这也是大皇子最担心的,四皇子要是捷足先登,不管这是逼迫还是如何,反正有皇帝的让位诏书,他到时候往哪里去?
失去了储君的位置,大皇子心有不甘。
“三弟说得是,父皇恐怕也受不了如此逼迫,正等着你我兄弟二人去解围。”大皇子又拍了拍他的肩膀,转头看了雪春熙一眼:“不若让七姑娘给三弟算上一卦,瞧瞧是不是旗开得胜,让父皇和三弟都能平安归来?”

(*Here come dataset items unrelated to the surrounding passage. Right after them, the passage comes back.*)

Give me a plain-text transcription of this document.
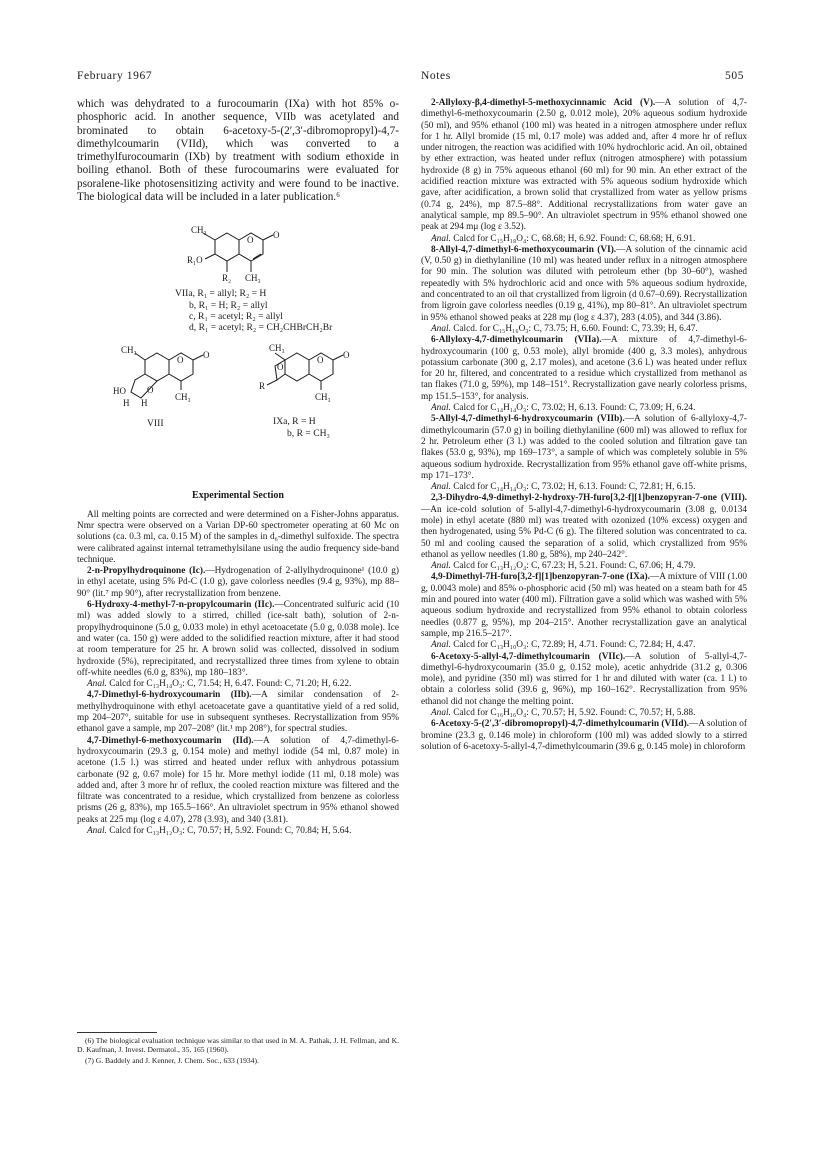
February 1967	Notes	505

which was dehydrated to a furocoumarin (IXa) with hot 85% o-phosphoric acid. In another sequence, VIIb was acetylated and brominated to obtain 6-acetoxy-5-(2′,3′-dibromopropyl)-4,7-dimethylcoumarin (VIId), which was converted to a trimethylfurocoumarin (IXb) by treatment with sodium ethoxide in boiling ethanol. Both of these furocoumarins were evaluated for psoralene-like photosensitizing activity and were found to be inactive. The biological data will be included in a later publication.⁶

CH₃
O O
R₁O
R₂ CH₃
CH₃
O O
O
HO
H H
CH₃
VIII
CH₃
O O
O
R
CH₃
VIIa, R₁ = allyl; R₂ = H
b, R₁ = H; R₂ = allyl
c, R₁ = acetyl; R₂ = allyl
d, R₁ = acetyl; R₂ = CH₂CHBrCH₂Br
IXa, R = H
b, R = CH₃
Experimental Section

All melting points are corrected and were determined on a Fisher-Johns apparatus. Nmr spectra were observed on a Varian DP-60 spectrometer operating at 60 Mc on solutions (ca. 0.3 ml, ca. 0.15 M) of the samples in d₆-dimethyl sulfoxide. The spectra were calibrated against internal tetramethylsilane using the audio frequency side-band technique.

2-n-Propylhydroquinone (Ic).—Hydrogenation of 2-allylhydroquinone¹ (10.0 g) in ethyl acetate, using 5% Pd-C (1.0 g), gave colorless needles (9.4 g, 93%), mp 88–90° (lit.⁷ mp 90°), after recrystallization from benzene.

6-Hydroxy-4-methyl-7-n-propylcoumarin (IIc).—Concentrated sulfuric acid (10 ml) was added slowly to a stirred, chilled (ice-salt bath), solution of 2-n-propylhydroquinone (5.0 g, 0.033 mole) in ethyl acetoacetate (5.0 g, 0.038 mole). Ice and water (ca. 150 g) were added to the solidified reaction mixture, after it had stood at room temperature for 25 hr. A brown solid was collected, dissolved in sodium hydroxide (5%), reprecipitated, and recrystallized three times from xylene to obtain off-white needles (6.0 g, 83%), mp 180–183°.

Anal. Calcd for C₁₃H₁₄O₃: C, 71.54; H, 6.47. Found: C, 71.20; H, 6.22.

4,7-Dimethyl-6-hydroxycoumarin (IIb).—A similar condensation of 2-methylhydroquinone with ethyl acetoacetate gave a quantitative yield of a red solid, mp 204–207°, suitable for use in subsequent syntheses. Recrystallization from 95% ethanol gave a sample, mp 207–208° (lit.¹ mp 208°), for spectral studies.

4,7-Dimethyl-6-methoxycoumarin (IId).—A solution of 4,7-dimethyl-6-hydroxycoumarin (29.3 g, 0.154 mole) and methyl iodide (54 ml, 0.87 mole) in acetone (1.5 l.) was stirred and heated under reflux with anhydrous potassium carbonate (92 g, 0.67 mole) for 15 hr. More methyl iodide (11 ml, 0.18 mole) was added and, after 3 more hr of reflux, the cooled reaction mixture was filtered and the filtrate was concentrated to a residue, which crystallized from benzene as colorless prisms (26 g, 83%), mp 165.5–166°. An ultraviolet spectrum in 95% ethanol showed peaks at 225 mμ (log ε 4.07), 278 (3.93), and 340 (3.81).

Anal. Calcd for C₁₃H₁₂O₃: C, 70.57; H, 5.92. Found: C, 70.84; H, 5.64.

(6) The biological evaluation technique was similar to that used in M. A. Pathak, J. H. Fellman, and K. D. Kaufman, J. Invest. Dermatol., 35, 165 (1960).

(7) G. Baddely and J. Kenner, J. Chem. Soc., 633 (1934).

2-Allyloxy-β,4-dimethyl-5-methoxycinnamic Acid (V).—A solution of 4,7-dimethyl-6-methoxycoumarin (2.50 g, 0.012 mole), 20% aqueous sodium hydroxide (50 ml), and 95% ethanol (100 ml) was heated in a nitrogen atmosphere under reflux for 1 hr. Allyl bromide (15 ml, 0.17 mole) was added and, after 4 more hr of reflux under nitrogen, the reaction was acidified with 10% hydrochloric acid. An oil, obtained by ether extraction, was heated under reflux (nitrogen atmosphere) with potassium hydroxide (8 g) in 75% aqueous ethanol (60 ml) for 90 min. An ether extract of the acidified reaction mixture was extracted with 5% aqueous sodium hydroxide which gave, after acidification, a brown solid that crystallized from water as yellow prisms (0.74 g, 24%), mp 87.5–88°. Additional recrystallizations from water gave an analytical sample, mp 89.5–90°. An ultraviolet spectrum in 95% ethanol showed one peak at 294 mμ (log ε 3.52).

Anal. Calcd for C₁₅H₁₈O₄: C, 68.68; H, 6.92. Found: C, 68.68; H, 6.91.

8-Allyl-4,7-dimethyl-6-methoxycoumarin (VI).—A solution of the cinnamic acid (V, 0.50 g) in diethylaniline (10 ml) was heated under reflux in a nitrogen atmosphere for 90 min. The solution was diluted with petroleum ether (bp 30–60°), washed repeatedly with 5% hydrochloric acid and once with 5% aqueous sodium hydroxide, and concentrated to an oil that crystallized from ligroin (d 0.67–0.69). Recrystallization from ligroin gave colorless needles (0.19 g, 41%), mp 80–81°. An ultraviolet spectrum in 95% ethanol showed peaks at 228 mμ (log ε 4.37), 283 (4.05), and 344 (3.86).

Anal. Calcd. for C₁₅H₁₆O₃: C, 73.75; H, 6.60. Found: C, 73.39; H, 6.47.

6-Allyloxy-4,7-dimethylcoumarin (VIIa).—A mixture of 4,7-dimethyl-6-hydroxycoumarin (100 g, 0.53 mole), allyl bromide (400 g, 3.3 moles), anhydrous potassium carbonate (300 g, 2.17 moles), and acetone (3.6 l.) was heated under reflux for 20 hr, filtered, and concentrated to a residue which crystallized from methanol as tan flakes (71.0 g, 59%), mp 148–151°. Recrystallization gave nearly colorless prisms, mp 151.5–153°, for analysis.

Anal. Calcd for C₁₄H₁₄O₃: C, 73.02; H, 6.13. Found: C, 73.09; H, 6.24.

5-Allyl-4,7-dimethyl-6-hydroxycoumarin (VIIb).—A solution of 6-allyloxy-4,7-dimethylcoumarin (57.0 g) in boiling diethylaniline (600 ml) was allowed to reflux for 2 hr. Petroleum ether (3 l.) was added to the cooled solution and filtration gave tan flakes (53.0 g, 93%), mp 169–173°, a sample of which was completely soluble in 5% aqueous sodium hydroxide. Recrystallization from 95% ethanol gave off-white prisms, mp 171–173°.

Anal. Calcd for C₁₄H₁₄O₃: C, 73.02; H, 6.13. Found: C, 72.81; H, 6.15.

2,3-Dihydro-4,9-dimethyl-2-hydroxy-7H-furo[3,2-f][1]benzopyran-7-one (VIII).—An ice-cold solution of 5-allyl-4,7-dimethyl-6-hydroxycoumarin (3.08 g, 0.0134 mole) in ethyl acetate (880 ml) was treated with ozonized (10% excess) oxygen and then hydrogenated, using 5% Pd-C (6 g). The filtered solution was concentrated to ca. 50 ml and cooling caused the separation of a solid, which crystallized from 95% ethanol as yellow needles (1.80 g, 58%), mp 240–242°.

Anal. Calcd for C₁₃H₁₂O₄: C, 67.23; H, 5.21. Found: C, 67.06; H, 4.79.

4,9-Dimethyl-7H-furo[3,2-f][1]benzopyran-7-one (IXa).—A mixture of VIII (1.00 g, 0.0043 mole) and 85% o-phosphoric acid (50 ml) was heated on a steam bath for 45 min and poured into water (400 ml). Filtration gave a solid which was washed with 5% aqueous sodium hydroxide and recrystallized from 95% ethanol to obtain colorless needles (0.877 g, 95%), mp 204–215°. Another recrystallization gave an analytical sample, mp 216.5–217°.

Anal. Calcd for C₁₃H₁₀O₃: C, 72.89; H, 4.71. Found: C, 72.84; H, 4.47.

6-Acetoxy-5-allyl-4,7-dimethylcoumarin (VIIc).—A solution of 5-allyl-4,7-dimethyl-6-hydroxycoumarin (35.0 g, 0.152 mole), acetic anhydride (31.2 g, 0.306 mole), and pyridine (350 ml) was stirred for 1 hr and diluted with water (ca. 1 l.) to obtain a colorless solid (39.6 g, 96%), mp 160–162°. Recrystallization from 95% ethanol did not change the melting point.

Anal. Calcd for C₁₆H₁₆O₄: C, 70.57; H, 5.92. Found: C, 70.57; H, 5.88.

6-Acetoxy-5-(2′,3′-dibromopropyl)-4,7-dimethylcoumarin (VIId).—A solution of bromine (23.3 g, 0.146 mole) in chloroform (100 ml) was added slowly to a stirred solution of 6-acetoxy-5-allyl-4,7-dimethylcoumarin (39.6 g, 0.145 mole) in chloroform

封应然转向雪春熙,对她拱拱手道:“大哥说得在理,那就有劳七姑娘了。”
雪春熙不知道封应然葫芦里卖的什么药,却更明白三皇子不可能没有任何准备就草率应下大皇子的话,想必是胸有成竹,也就释然了,对两人点头道:“有劳不敢当,我这就为三殿下算上一卦。”
她扫了眼四周,也就只有角落一张棋盘,上面还散落着黑白棋子,明显是残棋,对弈尚未结束。
也不知道是大皇子无聊自己互相对弈,还是寻了个侍从一起打发时间。